Birmingham City University was a technical partner in the EPIC (European Platform for Intelligent Cities) project, funded by the European Commission under the Smart-Cities programme. The University worked with a pan-European consortium, which included companies such as IBM, to design and develop a cloud-based platform for the delivery of a wide range of smart-city solutions to city administrations, citizens and businesses.
One of the University's advanced technical roles within the project focused on the development of internet-scalable solutions to collect real-time electrical power data from homes, in collaboration with IBM.
The data collection utilised low-cost energy monitoring hardware, a re-flashed mini-router and an internet-of-things protocol (MQTT) to transport power readings at six-second intervals from every monitored home to the Generic Monitoring Framework (GMF) database using the domestic broadband.
The GMF database, created as an integral part of the project, can handle hundreds of millions of readings and provides a comprehensive set of energy data web-services. A comprehensive energy dashboard helps users understand both their personal energy usage and how this compares to homes similar to theirs, as an aid to behavioural change to save money and to reduce carbon emissions.
For public buildings, the project consumes data from the fiscal smart-meters used to measure the consumption of electricity, gas and water. The public buildings dashboard allows comparisons between premises and measures both energy consumed and equivalent CO2 footprint.
From experience and knowledge gained within the EPIC project, Birmingham City University is now completing the build of a dedicated internet-scale data collection, analysis and visualisation tool focusing particularly on energy usage data for homes and public buildings and wider sensor networks.
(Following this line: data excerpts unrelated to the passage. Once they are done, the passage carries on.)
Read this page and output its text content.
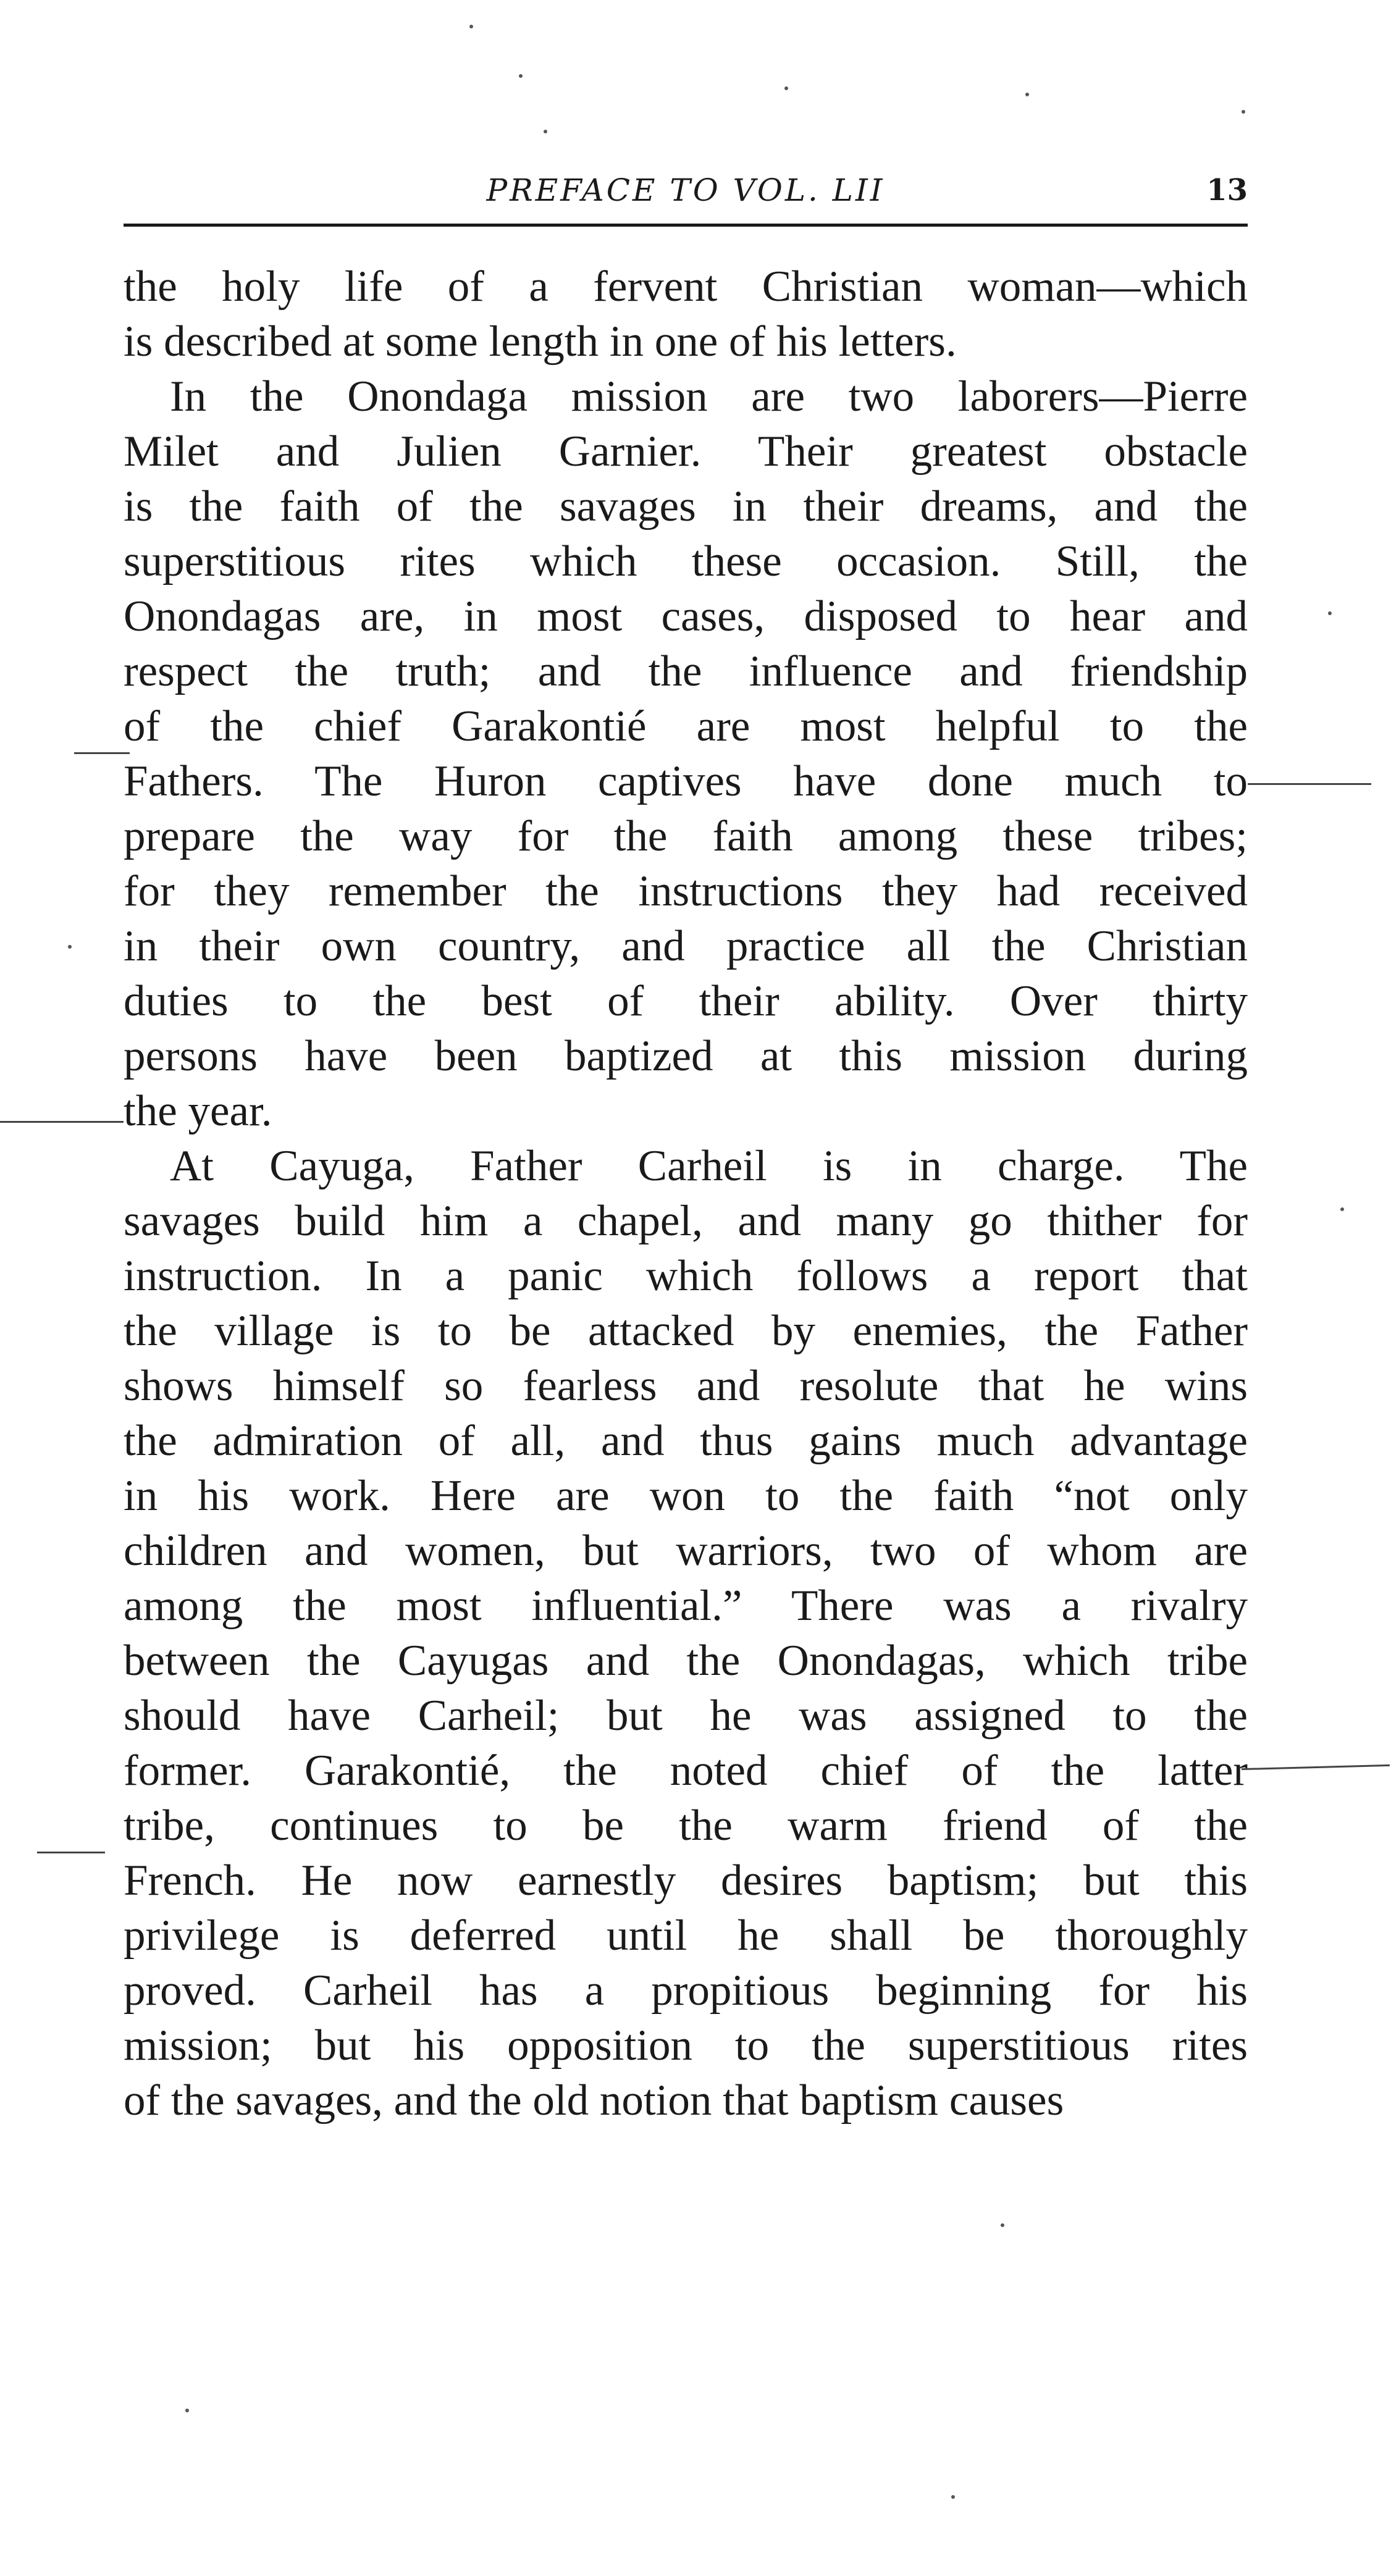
PREFACE TO VOL. LII	13
the holy life of a fervent Christian woman—which
is described at some length in one of his letters.
In the Onondaga mission are two laborers—Pierre
Milet and Julien Garnier. Their greatest obstacle
is the faith of the savages in their dreams, and the
superstitious rites which these occasion. Still, the
Onondagas are, in most cases, disposed to hear and
respect the truth; and the influence and friendship
of the chief Garakontié are most helpful to the
Fathers. The Huron captives have done much to
prepare the way for the faith among these tribes;
for they remember the instructions they had received
in their own country, and practice all the Christian
duties to the best of their ability. Over thirty
persons have been baptized at this mission during
the year.
At Cayuga, Father Carheil is in charge. The
savages build him a chapel, and many go thither for
instruction. In a panic which follows a report that
the village is to be attacked by enemies, the Father
shows himself so fearless and resolute that he wins
the admiration of all, and thus gains much advantage
in his work. Here are won to the faith “not only
children and women, but warriors, two of whom are
among the most influential.” There was a rivalry
between the Cayugas and the Onondagas, which tribe
should have Carheil; but he was assigned to the
former. Garakontié, the noted chief of the latter
tribe, continues to be the warm friend of the
French. He now earnestly desires baptism; but this
privilege is deferred until he shall be thoroughly
proved. Carheil has a propitious beginning for his
mission; but his opposition to the superstitious rites
of the savages, and the old notion that baptism causes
Our dedicated platform will ensure that our research into smart-city systems can continue, to allow the monitoring of thousands of homes and hundreds of public buildings. Smarter city systems, carbon reduction, smart energy grids and the optimal integration of renewable energy into local energy supply networks are key elements of our research and knowledge exchange strategies, and vehicles for greater collaboration with the city and businesses.